The CFTHP issued its declaration in a press release a week after the International Trade Administration announced it would push back the deadline from July 17 to Sept. 5 for determining antidumping rates on Chinese hardwood and decorative plywood imports. The CFTHP, which includes Columbia Forest Products, Roseburg Forest Products, States Ind. and Timber Products, filed an unfair trade petition against China for products "sold in the United States at dumped prices" last September.
In February, the U.S. Department of Commerce set preliminary countervailing duties of 22.63% or 27.16% on most imported Chinese hardwood plywood.
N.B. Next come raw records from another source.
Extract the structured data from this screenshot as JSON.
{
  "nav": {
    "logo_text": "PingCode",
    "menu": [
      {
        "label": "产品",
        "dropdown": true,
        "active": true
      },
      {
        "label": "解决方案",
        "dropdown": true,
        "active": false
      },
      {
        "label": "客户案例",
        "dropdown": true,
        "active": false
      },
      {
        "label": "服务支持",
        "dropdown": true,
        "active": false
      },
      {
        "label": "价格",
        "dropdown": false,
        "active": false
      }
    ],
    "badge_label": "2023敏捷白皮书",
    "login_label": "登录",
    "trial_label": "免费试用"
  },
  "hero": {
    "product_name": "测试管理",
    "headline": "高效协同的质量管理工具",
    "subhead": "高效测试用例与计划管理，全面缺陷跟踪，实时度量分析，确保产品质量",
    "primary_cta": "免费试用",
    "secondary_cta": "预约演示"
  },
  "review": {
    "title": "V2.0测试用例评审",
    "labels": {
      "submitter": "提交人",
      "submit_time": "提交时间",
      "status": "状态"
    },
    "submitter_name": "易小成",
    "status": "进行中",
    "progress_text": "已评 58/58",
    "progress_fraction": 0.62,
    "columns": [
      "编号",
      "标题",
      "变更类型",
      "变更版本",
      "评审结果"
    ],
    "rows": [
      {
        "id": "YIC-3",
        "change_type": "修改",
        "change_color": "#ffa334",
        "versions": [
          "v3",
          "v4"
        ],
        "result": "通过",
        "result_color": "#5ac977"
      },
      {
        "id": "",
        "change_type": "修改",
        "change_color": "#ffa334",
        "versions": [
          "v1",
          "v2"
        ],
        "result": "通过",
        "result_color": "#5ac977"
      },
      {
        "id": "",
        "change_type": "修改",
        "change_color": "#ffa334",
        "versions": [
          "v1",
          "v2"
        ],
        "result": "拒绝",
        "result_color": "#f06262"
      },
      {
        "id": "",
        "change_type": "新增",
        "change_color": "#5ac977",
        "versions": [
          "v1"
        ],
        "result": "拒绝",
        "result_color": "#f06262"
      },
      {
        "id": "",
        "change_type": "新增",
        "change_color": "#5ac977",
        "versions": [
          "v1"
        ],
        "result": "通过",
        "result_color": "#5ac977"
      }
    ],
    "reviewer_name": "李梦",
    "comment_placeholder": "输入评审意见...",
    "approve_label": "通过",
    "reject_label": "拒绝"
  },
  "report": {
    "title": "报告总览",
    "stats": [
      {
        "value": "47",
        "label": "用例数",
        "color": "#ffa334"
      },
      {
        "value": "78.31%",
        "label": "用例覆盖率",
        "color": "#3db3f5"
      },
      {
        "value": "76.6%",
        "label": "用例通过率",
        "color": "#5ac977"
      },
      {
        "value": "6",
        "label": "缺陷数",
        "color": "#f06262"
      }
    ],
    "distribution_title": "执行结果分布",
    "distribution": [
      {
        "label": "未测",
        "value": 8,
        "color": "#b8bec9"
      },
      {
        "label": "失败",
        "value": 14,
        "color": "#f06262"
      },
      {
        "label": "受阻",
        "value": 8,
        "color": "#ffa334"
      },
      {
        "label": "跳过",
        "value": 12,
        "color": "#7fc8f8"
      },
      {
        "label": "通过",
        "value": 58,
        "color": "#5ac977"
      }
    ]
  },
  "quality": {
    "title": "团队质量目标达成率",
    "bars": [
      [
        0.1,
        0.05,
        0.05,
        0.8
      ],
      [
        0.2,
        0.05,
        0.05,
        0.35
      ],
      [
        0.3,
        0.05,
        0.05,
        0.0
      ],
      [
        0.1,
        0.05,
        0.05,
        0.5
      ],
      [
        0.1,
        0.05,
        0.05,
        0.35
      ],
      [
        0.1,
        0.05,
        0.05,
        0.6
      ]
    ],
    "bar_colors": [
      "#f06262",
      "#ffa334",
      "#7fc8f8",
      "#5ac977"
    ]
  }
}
The CFTHP said it is working closely with the DOC and U.S. Customs and Border Protection to ensure that the cash deposit requirement is being enforced.
Jeff Levin, counsel for CFTHP, said U.S. law requires that the U.S. importer makes the cash deposit “as a ticket for admission for entry of the merchandise in the United States.”
According to CHTHP, the cash deposit requirement resulting from the preliminary determination in the countervailing duty (CVD) portion of the unfair trade investigation went into effect as of March 14. The group said the vast majority of imports from China are required to pay a cash deposit currently set at 27.16% or 22.63%. The cash deposit requirement could change based on the final determination of the antidumping review.
"If the calculation of actual duties owed exceeds the level of estimated duties, Customs will issue a bill to the U.S. importer for the difference, including the accrual of interest," Levin said.
The American Alliance of Hardwood Plywood (AAHP), a group whose members import hardwood plywood from China, has formed to battle against the antidumping petitioners.
The U.S. International Trade Commission estimated that $707.3 million worth of Chinese hardwood plywood was imported annually, representing about one-third of the total consumed in the U.S.